Some presidents suffer from a rocky start but get the hang of the job as they go on. The Trump presidency seems only to be getting more ineffective over time. Trump's greatest strength up to now has been his power within the Republican Party; other Republicans have generally been reluctant to become enmeshed in public disputes with the president for fear that their own party's voters will take Trump's side and wreak punishment on dissenters. Recently, however, Mitch McConnell responded to Trump's suggestion that Republicans turn their attention (yet again) to health care reform by flatly shooting down the president's declaration in the pages of the national press. Imagine Harry Reid doing such a thing to Barack Obama, or Bill Frist to George W. Bush, and it becomes clear what an unusual act this was for the Senate majority leader, who was surely speaking for his caucus as a whole.

It's also clear that the executive branch's management of immigration policy—a rare subject on which the president demonstrates substantial personal investment—is an outright mess. The forced resignation of Homeland Security secretary Kirstjen Nielsen is merely the latest development in a chain of events that also included a lengthy federal shutdown that failed to secure border wall funding from Congress, the damaging revelation and subsequent public reversal of the practice of separating families seeking entry at the southern border, and the indefinite judicial suspension of the president's unpopular withdrawal of DACA protections in September 2017. Rather than identify hard-line aide Stephen Miller as a common element in his repeated failures to achieve lasting policy gains on the issue, Trump has apparently sided with Miller over Nielsen in one of many internal administration battles as Miller seeks to consolidate influence over DHS from the White House—which does not bode well for future success.

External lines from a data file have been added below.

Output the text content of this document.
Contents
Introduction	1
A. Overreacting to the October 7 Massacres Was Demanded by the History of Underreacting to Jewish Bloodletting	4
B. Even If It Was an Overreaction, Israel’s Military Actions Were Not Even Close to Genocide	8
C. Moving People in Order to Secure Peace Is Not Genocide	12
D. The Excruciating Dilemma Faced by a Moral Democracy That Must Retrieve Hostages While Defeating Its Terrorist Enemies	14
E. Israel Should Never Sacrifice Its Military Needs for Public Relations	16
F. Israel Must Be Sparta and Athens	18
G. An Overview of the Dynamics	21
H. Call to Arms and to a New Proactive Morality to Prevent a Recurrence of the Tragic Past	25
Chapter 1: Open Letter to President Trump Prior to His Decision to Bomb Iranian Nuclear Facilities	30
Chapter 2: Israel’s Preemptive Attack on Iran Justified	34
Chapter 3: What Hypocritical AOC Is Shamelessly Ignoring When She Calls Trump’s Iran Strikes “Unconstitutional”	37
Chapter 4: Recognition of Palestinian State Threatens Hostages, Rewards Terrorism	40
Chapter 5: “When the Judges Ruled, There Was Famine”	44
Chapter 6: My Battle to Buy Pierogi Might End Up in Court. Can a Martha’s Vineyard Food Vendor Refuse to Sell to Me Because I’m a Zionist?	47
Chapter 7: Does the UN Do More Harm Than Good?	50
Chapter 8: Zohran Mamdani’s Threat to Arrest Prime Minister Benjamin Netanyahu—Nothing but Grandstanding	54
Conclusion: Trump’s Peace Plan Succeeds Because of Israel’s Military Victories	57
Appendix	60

While Trump seems by now to have grasped that the job he has isn't the same as the job he thought he was running for in 2016, he hasn't managed to figure out what to do about it. If media impressions are accurate, the cacophonous frenzy of this presidency's early months—memorably marked by a parade of colorful characters constantly barging on- and off-stage—has evolved into a quieter, though not necessarily less chaotic, atmosphere structured (if that's not too strong a word) around the uneven energy of the president himself, who seems to oscillate between bursts of acute, though often unproductive, engagement and increasingly lengthy periods of retreat to television and Twitter. Even Trump's aggressive verbal taunting of potential Democratic opponents in a re-election contest that's well over a year away gives off the impression that the incumbent is somewhat unfulfilled by his governing responsibilities and yearns for the prospect of electoral competition to really get his blood flowing.

In other circumstances, a president who fails to deliver on major initiatives—and who prefers not to even show up at the office on the weekends, or in the evenings, or in the mornings—would inspire murmurs of discontent within the party whose platform forms the basis of his policy to-do list. Yet Trump has proven that the demands of today's Republican activist and voter base can largely be satisfied by symbolic appeals rather than substantive achievements. If his supporters ask of him only that he says the right things, and angers the right opponents, then it's possible for him to do the job they want him to do from the comfort of his couch at Mar-a-Lago. But as long as Trump himself continues to promise major policy change without demonstrating any idea of how to attain it, the strength that he so conspicuously attempts to project through his words will not be matched by his deeds.